The Papanicolau test (commonly called a pap smear or pap test) is performed during a speculum exam. Your provider uses small brushes to collect cells from the outside of your cervix. These cells can be examined for precancerous or cancerous changes.
Cervical cancer is almost always caused by a sexually transmitted virus called human papillomavirus (HPV). HPV is incredibly common. Around 80% of people will become infected with HPV at some point in their lives. There are over 150 strains of this virus, but a small handful of them cause most cases of cervical cancer worldwide. Fortunately, there is a multi-dose vaccine approved for people ages 9 to 45 that protects against the most common, high-risk strains of HPV.
Current pap guidelines are based on research showing us that changes to your cervical cells usually occur over a very long time. Guidelines are also based on research about the body’s ability to fight off the HPV virus, which is different based on age and health history. The good news is that most young, healthy people's immune systems will be able to get rid of the HPV virus and repair any changes it caused over a couple of years. Pap tests are currently recommended every 3-5 years depending on your age, your past results, and which type of testing is performed.
There is some debate about the best age to get your very first pap smear. Some organizations say 21 years old, and others say 25 years old. If you are considering when to get your first pap, your care provider can provide you with more information to help you make this decision.

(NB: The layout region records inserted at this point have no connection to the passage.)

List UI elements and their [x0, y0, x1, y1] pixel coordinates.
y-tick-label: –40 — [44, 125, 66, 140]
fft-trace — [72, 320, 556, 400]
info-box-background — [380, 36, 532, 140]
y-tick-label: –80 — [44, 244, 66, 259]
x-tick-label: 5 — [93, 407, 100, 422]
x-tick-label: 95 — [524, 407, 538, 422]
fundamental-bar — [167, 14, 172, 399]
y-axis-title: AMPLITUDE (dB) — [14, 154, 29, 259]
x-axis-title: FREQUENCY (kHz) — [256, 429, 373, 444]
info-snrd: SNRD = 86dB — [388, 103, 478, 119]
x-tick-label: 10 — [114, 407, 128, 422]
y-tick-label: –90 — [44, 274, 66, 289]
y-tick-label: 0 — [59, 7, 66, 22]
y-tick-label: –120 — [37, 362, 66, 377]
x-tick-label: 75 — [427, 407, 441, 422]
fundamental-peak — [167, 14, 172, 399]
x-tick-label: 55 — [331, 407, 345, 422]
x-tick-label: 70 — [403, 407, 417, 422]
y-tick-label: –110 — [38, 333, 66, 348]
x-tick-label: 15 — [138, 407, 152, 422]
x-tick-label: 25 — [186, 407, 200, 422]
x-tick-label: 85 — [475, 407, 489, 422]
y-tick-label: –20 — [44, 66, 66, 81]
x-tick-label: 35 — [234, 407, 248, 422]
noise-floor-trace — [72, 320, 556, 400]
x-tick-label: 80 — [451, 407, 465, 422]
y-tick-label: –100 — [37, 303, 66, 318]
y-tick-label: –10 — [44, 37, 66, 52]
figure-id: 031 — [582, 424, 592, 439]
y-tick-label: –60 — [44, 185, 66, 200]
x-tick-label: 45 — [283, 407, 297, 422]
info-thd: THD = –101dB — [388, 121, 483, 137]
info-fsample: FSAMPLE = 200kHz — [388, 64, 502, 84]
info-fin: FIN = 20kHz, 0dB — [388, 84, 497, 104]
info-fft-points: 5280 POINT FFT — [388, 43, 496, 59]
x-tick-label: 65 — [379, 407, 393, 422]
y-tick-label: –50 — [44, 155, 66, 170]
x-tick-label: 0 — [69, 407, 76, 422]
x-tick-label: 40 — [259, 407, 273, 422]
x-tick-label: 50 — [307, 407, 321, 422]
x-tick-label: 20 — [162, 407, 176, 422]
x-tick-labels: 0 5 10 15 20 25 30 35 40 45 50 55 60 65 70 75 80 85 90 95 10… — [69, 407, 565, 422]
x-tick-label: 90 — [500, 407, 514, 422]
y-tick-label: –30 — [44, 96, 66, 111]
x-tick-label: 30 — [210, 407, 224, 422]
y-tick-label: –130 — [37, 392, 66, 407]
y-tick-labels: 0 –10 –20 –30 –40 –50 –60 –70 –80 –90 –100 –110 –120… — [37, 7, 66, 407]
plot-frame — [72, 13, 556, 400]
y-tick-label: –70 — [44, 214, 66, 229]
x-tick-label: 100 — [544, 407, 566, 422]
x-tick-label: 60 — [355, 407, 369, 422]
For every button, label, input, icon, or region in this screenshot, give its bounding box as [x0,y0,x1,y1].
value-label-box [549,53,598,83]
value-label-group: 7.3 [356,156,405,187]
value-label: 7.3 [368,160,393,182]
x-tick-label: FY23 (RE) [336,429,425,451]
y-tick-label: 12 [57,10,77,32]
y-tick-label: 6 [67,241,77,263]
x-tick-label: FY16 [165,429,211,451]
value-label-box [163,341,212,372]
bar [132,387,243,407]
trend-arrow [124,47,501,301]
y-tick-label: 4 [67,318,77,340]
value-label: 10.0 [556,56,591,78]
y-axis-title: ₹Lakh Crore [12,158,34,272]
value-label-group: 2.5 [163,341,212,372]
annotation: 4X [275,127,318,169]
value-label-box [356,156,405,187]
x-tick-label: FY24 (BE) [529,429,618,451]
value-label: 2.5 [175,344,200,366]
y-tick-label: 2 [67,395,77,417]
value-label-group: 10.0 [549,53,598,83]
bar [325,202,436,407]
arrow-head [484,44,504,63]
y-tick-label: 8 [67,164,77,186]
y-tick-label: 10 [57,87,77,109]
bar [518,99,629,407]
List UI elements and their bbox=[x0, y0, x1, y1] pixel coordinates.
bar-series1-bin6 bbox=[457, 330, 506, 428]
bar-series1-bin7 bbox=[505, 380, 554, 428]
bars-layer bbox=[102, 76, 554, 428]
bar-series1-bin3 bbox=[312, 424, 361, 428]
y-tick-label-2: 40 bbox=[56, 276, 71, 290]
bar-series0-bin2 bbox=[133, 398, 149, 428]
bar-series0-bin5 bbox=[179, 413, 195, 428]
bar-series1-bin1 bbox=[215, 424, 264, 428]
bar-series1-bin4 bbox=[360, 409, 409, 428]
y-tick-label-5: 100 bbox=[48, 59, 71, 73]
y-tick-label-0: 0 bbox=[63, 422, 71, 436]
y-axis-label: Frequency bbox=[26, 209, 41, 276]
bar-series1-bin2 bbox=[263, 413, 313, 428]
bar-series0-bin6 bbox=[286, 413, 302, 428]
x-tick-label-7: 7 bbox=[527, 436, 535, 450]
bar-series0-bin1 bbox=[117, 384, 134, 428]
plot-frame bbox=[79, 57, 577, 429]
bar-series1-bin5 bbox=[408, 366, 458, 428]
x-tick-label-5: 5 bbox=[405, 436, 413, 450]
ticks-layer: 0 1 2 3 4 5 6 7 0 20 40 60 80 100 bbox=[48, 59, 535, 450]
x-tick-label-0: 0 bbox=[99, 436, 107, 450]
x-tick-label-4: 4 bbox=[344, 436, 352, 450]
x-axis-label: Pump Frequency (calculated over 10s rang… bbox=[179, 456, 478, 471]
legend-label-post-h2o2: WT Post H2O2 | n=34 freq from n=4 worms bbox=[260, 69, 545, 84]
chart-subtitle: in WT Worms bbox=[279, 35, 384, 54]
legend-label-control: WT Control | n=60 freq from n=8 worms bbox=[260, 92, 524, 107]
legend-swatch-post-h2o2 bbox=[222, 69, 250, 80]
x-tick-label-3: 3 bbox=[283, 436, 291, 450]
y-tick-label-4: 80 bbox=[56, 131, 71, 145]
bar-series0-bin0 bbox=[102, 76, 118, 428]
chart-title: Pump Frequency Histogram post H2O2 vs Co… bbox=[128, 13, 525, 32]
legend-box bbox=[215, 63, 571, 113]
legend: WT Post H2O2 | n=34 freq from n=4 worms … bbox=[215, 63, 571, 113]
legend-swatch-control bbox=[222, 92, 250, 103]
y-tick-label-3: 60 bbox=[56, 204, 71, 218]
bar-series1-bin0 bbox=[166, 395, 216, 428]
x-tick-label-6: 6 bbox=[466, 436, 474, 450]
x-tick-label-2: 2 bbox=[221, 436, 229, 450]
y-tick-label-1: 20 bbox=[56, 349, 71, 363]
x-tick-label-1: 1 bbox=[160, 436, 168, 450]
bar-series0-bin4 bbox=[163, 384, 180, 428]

Before you go: Checking Out
Before your visit with your provider ends, check in with yourself. Do you feel like your concerns were addressed? Do you know which tests were performed? Do you know when and how you should get results? Do you know when your provider expects to see you back in the office?
Ask any remaining questions you have and get a full understanding of your next steps before you head out the door.
If you need to schedule a follow up appointment, you can typically do that at the front desk. Your provider may walk you out or leave a note on your chart that says what kind of appointment you need.
Congratulations! You just navigated your routine wellness visit. It is our hope that you feel empowered, comfortable, and confident in your care.